Un fantasma si aggira per gli Stati Uniti. Quello del fiscal cliff, il baratro fiscale. Ovvio, si direbbe, visto che il deficit pubblico Usa veleggia sull’8 per cento del Pil. Entro la fine dell’anno scadono diversi sconti fiscali e in America il tetto del debito pubblico è fissato per legge. In caso di mancato accordo tra esecutivo e Congresso i tagli alla spesa pubblica sarebbero automatici e lineari. Un caso che non mancherebbe di ripercuotersi sull’economia di Washington e in seconda battuta su quella globale.Cosi l’accordo col Congresso è un obbligo per la nuova amministrazione.
Michael Lind, direttore del programma di crescita economica alla New America foundation di Washington, prende in considerazione la vittoria democratica alle elezioni di martedì notte per cercare di capire quale possa essere l’accordo con un Congresso che invece l’analista ritiene a maggioranza repubblicana.

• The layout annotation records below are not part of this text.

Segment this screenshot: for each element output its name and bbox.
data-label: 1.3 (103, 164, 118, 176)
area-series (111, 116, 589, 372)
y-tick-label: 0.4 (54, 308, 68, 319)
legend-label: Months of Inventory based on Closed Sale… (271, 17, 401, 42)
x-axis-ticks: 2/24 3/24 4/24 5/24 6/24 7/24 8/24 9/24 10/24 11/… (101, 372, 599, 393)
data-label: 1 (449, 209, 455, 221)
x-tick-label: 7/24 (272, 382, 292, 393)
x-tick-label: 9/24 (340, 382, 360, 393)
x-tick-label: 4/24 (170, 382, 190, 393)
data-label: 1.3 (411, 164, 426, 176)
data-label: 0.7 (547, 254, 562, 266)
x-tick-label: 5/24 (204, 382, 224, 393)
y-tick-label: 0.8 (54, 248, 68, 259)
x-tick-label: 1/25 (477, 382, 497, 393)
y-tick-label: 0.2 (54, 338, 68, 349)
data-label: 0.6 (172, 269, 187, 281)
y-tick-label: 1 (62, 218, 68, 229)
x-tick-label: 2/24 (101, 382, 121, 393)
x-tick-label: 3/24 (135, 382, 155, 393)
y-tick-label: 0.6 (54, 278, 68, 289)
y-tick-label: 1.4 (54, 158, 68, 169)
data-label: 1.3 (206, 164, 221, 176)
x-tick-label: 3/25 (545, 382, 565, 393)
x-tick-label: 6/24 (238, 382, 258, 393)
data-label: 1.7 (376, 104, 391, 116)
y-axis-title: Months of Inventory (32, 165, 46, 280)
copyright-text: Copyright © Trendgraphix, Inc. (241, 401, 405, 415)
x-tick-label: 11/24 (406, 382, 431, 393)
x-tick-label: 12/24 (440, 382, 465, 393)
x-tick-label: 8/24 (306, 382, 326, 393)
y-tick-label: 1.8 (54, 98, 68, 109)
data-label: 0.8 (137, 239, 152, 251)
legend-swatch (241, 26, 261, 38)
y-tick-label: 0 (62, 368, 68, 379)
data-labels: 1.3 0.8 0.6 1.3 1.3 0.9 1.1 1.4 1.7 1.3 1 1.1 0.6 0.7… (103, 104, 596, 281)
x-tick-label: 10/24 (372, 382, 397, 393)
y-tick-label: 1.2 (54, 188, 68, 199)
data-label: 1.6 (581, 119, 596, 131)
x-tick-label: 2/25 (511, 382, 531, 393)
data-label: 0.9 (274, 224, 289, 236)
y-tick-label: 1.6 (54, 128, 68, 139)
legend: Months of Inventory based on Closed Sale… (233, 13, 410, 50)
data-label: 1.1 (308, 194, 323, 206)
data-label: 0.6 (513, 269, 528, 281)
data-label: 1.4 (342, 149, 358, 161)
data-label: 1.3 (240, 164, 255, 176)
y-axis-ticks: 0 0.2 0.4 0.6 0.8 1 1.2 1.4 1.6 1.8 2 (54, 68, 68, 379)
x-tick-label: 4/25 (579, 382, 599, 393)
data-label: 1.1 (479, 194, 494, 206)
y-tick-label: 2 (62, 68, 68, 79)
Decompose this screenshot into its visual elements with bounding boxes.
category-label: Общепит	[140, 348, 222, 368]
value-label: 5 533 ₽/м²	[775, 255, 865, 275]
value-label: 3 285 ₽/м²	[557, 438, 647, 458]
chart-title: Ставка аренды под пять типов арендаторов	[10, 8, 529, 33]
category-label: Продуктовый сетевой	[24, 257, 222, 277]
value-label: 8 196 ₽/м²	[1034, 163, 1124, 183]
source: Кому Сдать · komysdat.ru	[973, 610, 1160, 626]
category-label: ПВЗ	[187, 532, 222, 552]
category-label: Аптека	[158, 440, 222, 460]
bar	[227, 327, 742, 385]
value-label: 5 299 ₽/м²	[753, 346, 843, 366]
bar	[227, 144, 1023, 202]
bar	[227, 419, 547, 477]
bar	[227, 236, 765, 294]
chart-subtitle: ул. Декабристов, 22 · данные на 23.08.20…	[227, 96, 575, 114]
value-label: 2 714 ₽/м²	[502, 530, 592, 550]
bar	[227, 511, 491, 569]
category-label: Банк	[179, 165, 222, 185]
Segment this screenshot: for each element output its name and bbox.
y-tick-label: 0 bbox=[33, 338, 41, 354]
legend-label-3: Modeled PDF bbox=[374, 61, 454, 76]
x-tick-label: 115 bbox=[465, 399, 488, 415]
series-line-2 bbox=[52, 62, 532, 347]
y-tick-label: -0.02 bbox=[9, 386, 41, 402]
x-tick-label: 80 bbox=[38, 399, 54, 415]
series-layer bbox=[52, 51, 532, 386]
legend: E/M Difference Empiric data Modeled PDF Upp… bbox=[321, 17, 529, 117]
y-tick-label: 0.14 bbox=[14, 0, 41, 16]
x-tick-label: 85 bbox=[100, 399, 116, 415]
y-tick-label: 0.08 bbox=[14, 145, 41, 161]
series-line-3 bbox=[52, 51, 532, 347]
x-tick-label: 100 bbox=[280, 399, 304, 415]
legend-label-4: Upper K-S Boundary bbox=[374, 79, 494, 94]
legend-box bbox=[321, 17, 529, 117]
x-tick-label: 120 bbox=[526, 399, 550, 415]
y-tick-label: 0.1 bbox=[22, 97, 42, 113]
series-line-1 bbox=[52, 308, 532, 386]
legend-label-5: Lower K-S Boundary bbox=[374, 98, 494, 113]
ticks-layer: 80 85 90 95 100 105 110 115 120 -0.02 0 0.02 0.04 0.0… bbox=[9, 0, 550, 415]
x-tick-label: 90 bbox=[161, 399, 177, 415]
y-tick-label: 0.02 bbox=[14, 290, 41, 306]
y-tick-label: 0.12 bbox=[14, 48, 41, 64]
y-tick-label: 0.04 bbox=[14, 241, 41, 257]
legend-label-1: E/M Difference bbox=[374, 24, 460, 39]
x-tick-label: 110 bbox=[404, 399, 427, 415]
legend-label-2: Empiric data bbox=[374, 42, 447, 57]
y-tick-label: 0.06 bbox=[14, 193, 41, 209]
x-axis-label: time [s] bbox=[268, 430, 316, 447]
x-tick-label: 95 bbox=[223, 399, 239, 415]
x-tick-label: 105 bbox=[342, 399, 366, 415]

Sarà possibile in questo caso neutralizzare il fiscal cliff con un “grande patto” tra le due istituzioni fondamentali del sistema costituzionale di checks and balances caratteristico degli Usa. Quello che Lind ritiene il baricentro della politica economica progressista, il cosiddetto patto cut-and-invest, potrebbe essere infatti il primo banco di prova della volontà di collaborazione bipartisan tra presidente democratico e Congresso repubblicano.
Secondo l’autore il metodo cut and invest non è cosi teoricamente fondato da poter essere visto come un metodo di politica economica adatto al momento particolare vissuto dall’economia Usa. L’economista prende ad esempio il finanziamento degli investimenti in ricerca e sviluppo e quelli per le infrastrutture cui contrappone tagli che a scelta dovrebbero colpire la terza età, oppure le spese interne. In caso di impossibilità di ulteriori tagli, ipotesi data per scontata da Lind, la palla passerebbe al solito vecchio metodo dell’aumento del carico fiscale in maniera più o meno indiscriminata.
Cosi il cut-and-invest si riduce a uno specchietto per le allodole a strati sociali che vedono con favore la politica degli investimenti pubblici ma non la vogliono pagare con l’aumento del carico fiscale. Ovviamente per funzionare una tale politica economica deve avere presente quali saranno gli strati sociali e i segmenti elettori da coinvolgere a seconda delle policy che verranno attuate.
Una regola base della finanza statale è che le spese operative di un esecutivo vadano coperte dagli incassi dell’anno fiscale, mentre per gli investimenti di produttività di lungo periodo gli indebitamenti debbano essere a loro volta di lungo periodo. Ora secondo Lind la scuola del cut-and-invest ritiene al contrario possibile manovrare contemporaneamente la leva della sicurezza sociale e quella degli investimenti pubblici. Altrettanto si potrebbe dire riguardo il tentativo di salvare tutti i ceti coinvolti dalla politica economica del governo.
Per esempio dare priorità a scelte di ricerche e sviluppo significa privilegiare le generazioni più giovani, mettendo in secondo piano le garanzie date dalla sicurezza sociale. Nel caso in cui si reputino intoccabili i diritti degli anziani, allora l’unica strada è quella dell’aumento generalizzato delle tasse.
La strategia cut-and-invest nasce segnata dal proprio peccato originale? Si, secondo il critico di questa forma di politica economica. Innanzitutto quello di credere possibile che i risparmi provenienti da tagli in sicurezza sociale e sanità possano venire trasferiti in spese altamente qualificate come quelle in ricerca e sviluppo.
Lind ritiene invece che in questo come in altri casi che nella giungla delle politiche economiche contemporanee non bisognerebbe saltare da un albero all’altro utilizzando le liane di cut-and-invest intrecciate a quelle di tax-and-spend. Meglio tornare ai vecchi sentieri. Tasse per le spese sociali e indebitamento per gli investimenti pubblici.